In further experiments, the effect of combining iniparib with other chemotherapeutic agents was examined. Current or recently completed trials (www.clinicaltrials.gov) have paired iniparib with paclitaxel (triple-negative breast cancer), carboplatin + gemcitabine (triple-negative breast cancer, ovarian cancer, nonsmall cell lung cancer) or carboplatin + paclitaxel (uterine carcinosarcoma). Accordingly, we specifically focused on the effects of combining iniparib with these classes of agents. Iniparib failed to sensitize cells to cisplatin, gemcitabine or paclitaxel (Fig. 5A, C and E), whereas other enzyme inhibitors caused readily detectable sensitization (Fig. 5B and 5D). Even though carboplatin was not used in these experiments because of its lower solubility and potency in vitro, results with carboplatin would likely be similar to our observations with cisplatin because of the identical mechanism of action of these agents (43). It is possible that different results might be obtained in different cell lines with different genetic and epigenetic changes. Nonetheless, our observation that iniparib has limited impact on sensitivity of cells to platinating agents, taxanes or gemcitabine might be important for interpreting results of recently completed and ongoing clinical trials of iniparib in combination with these agents.
In view of the marked differences between iniparib and other PARP inhibitors described in above, it is important that clinical results obtained with iniparib not be allowed to unduly influence development of bona fide PARP inhibitors. In particular, the recent disclosure that results of the phase 3 iniparib trial in triple negative breast cancer were negative (15) should not be interpreted to mean that bona fide PARP inhibitors will also fail to exhibit activity in this disease, as it is unlikely that iniparib inhibited PARP in this trial. In a similar fashion, if iniparib exhibits clinical activity in a different setting (38–40), these positive findings should also be extrapolated to bona fide PARP inhibitors extremely cautiously, if at all, because of the failure of iniparib to exhibit the properties of a PARP inhibitor as documented in the present study.

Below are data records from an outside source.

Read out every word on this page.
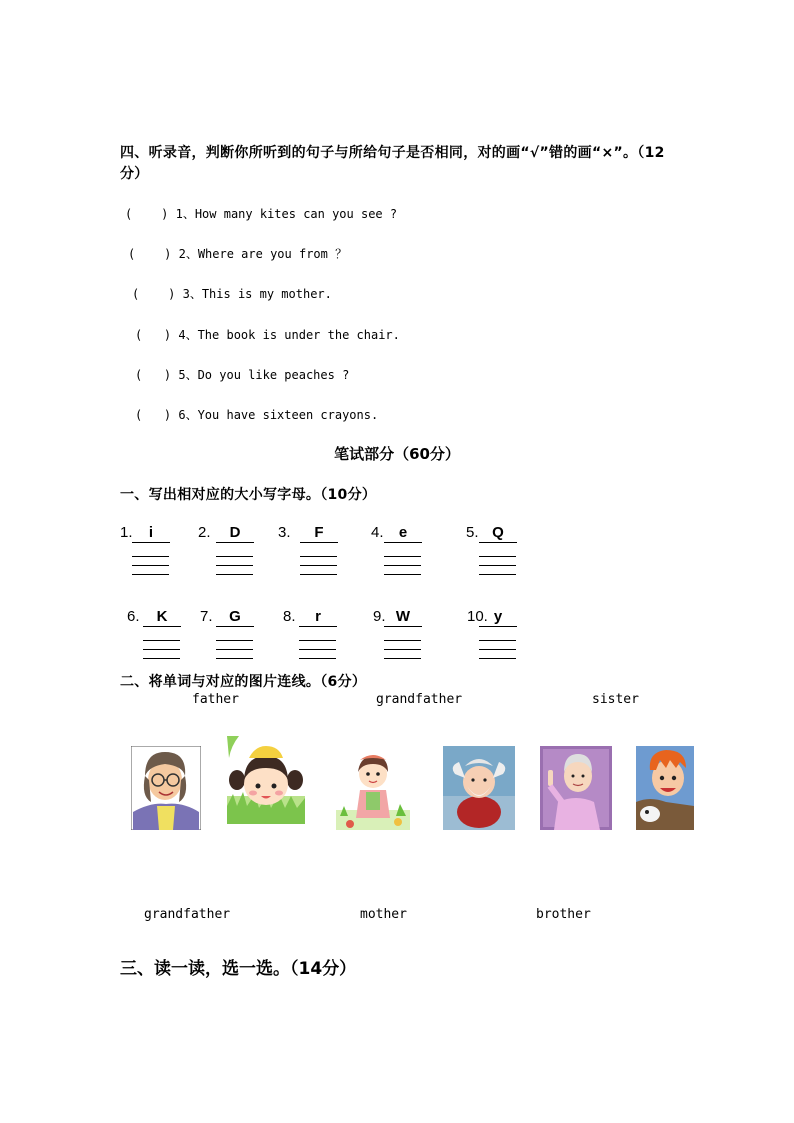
四、听录音，判断你所听到的句子与所给句子是否相同，对的画“√”错的画“×”。（12
分）
(    ) 1、How many kites can you see ?
(    ) 2、Where are you from ？
(    ) 3、This is my mother.
(   ) 4、The book is under the chair.
(   ) 5、Do you like peaches ?
(   ) 6、You have sixteen crayons.
笔试部分（60分）
一、写出相对应的大小写字母。（10分）
1.	i	2.	D	3.	F	4.	e	5. Q
6.	K	7.	G	8.	r	9. W	10. y
二、将单词与对应的图片连线。（6分）
father	grandfather	sister
grandfather	mother	brother
三、读一读，选一选。（14分）
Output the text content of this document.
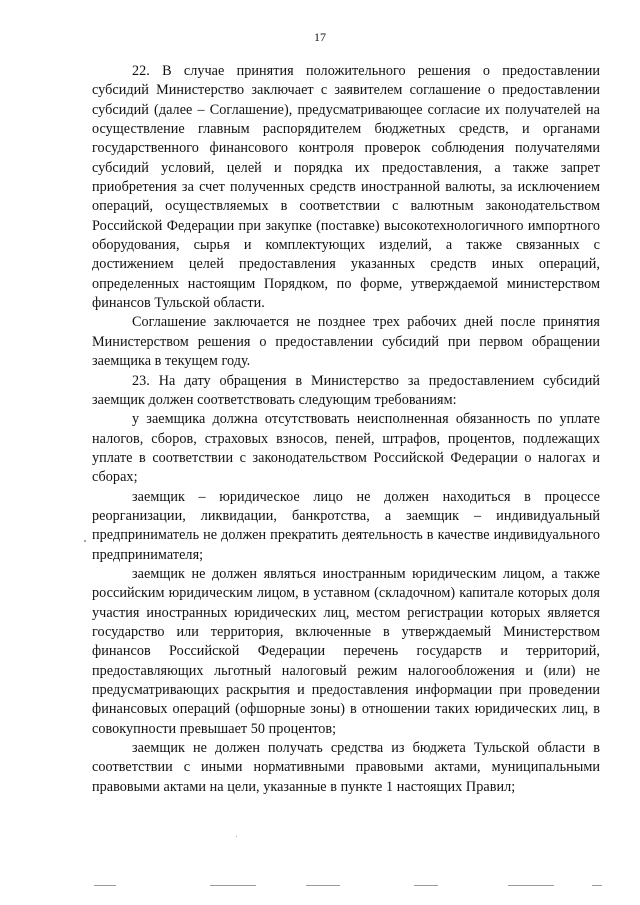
17

22. В случае принятия положительного решения о предоставлении субсидий Министерство заключает с заявителем соглашение о предоставлении субсидий (далее – Соглашение), предусматривающее согласие их получателей на осуществление главным распорядителем бюджетных средств, и органами государственного финансового контроля проверок соблюдения получателями субсидий условий, целей и порядка их предоставления, а также запрет приобретения за счет полученных средств иностранной валюты, за исключением операций, осуществляемых в соответствии с валютным законодательством Российской Федерации при закупке (поставке) высокотехнологичного импортного оборудования, сырья и комплектующих изделий, а также связанных с достижением целей предоставления указанных средств иных операций, определенных настоящим Порядком, по форме, утверждаемой министерством финансов Тульской области.

Соглашение заключается не позднее трех рабочих дней после принятия Министерством решения о предоставлении субсидий при первом обращении заемщика в текущем году.

23. На дату обращения в Министерство за предоставлением субсидий заемщик должен соответствовать следующим требованиям:

у заемщика должна отсутствовать неисполненная обязанность по уплате налогов, сборов, страховых взносов, пеней, штрафов, процентов, подлежащих уплате в соответствии с законодательством Российской Федерации о налогах и сборах;

заемщик – юридическое лицо не должен находиться в процессе реорганизации, ликвидации, банкротства, а заемщик – индивидуальный предприниматель не должен прекратить деятельность в качестве индивидуального предпринимателя;

заемщик не должен являться иностранным юридическим лицом, а также российским юридическим лицом, в уставном (складочном) капитале которых доля участия иностранных юридических лиц, местом регистрации которых является государство или территория, включенные в утверждаемый Министерством финансов Российской Федерации перечень государств и территорий, предоставляющих льготный налоговый режим налогообложения и (или) не предусматривающих раскрытия и предоставления информации при проведении финансовых операций (офшорные зоны) в отношении таких юридических лиц, в совокупности превышает 50 процентов;

заемщик не должен получать средства из бюджета Тульской области в соответствии с иными нормативными правовыми актами, муниципальными правовыми актами на цели, указанные в пункте 1 настоящих Правил;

PARP inhibitors are currently undergoing extensive clinical testing. Recent negative results with one putative PARP inhibitor, iniparib, have raised concerns about the usefulness of inhibiting PARP to treat cancer. The present study demonstrates that iniparib fails to exhibit hallmark features of PARP inhibitors, including ability to selectively kill homologous recombination-deficient cells or inhibit synthesis of poly(ADP-ribose) polymer in intact cells. These results raise questions about the classification of iniparib as a PARP inhibitor and encourage caution in making decisions about the utility of PARP inhibitors based on clinical trials of iniparib.
We gratefully acknowledge reagents from Larry Karnitz, Zhenkun Lou, Viji Shridhar and Fergus Couch; secretarial assistance of Deb Strauss; and provocative discussions with Matt Goetz and Lynn Hartmann.
This work was supported in part by P50 CA136393 (SHK and GGP). AGP was supported by T32 GM072474 and a predoctoral fellowship from the Mayo Foundation.
Conflicts of interest: None
AUTHOR CONTRIBUTIONSAGP and SHK designed the study; AGP, SDL, and KF performed the experiments and interpreted the data; GGP provided critical reagents; and all authors participated in writing and editing the manuscript.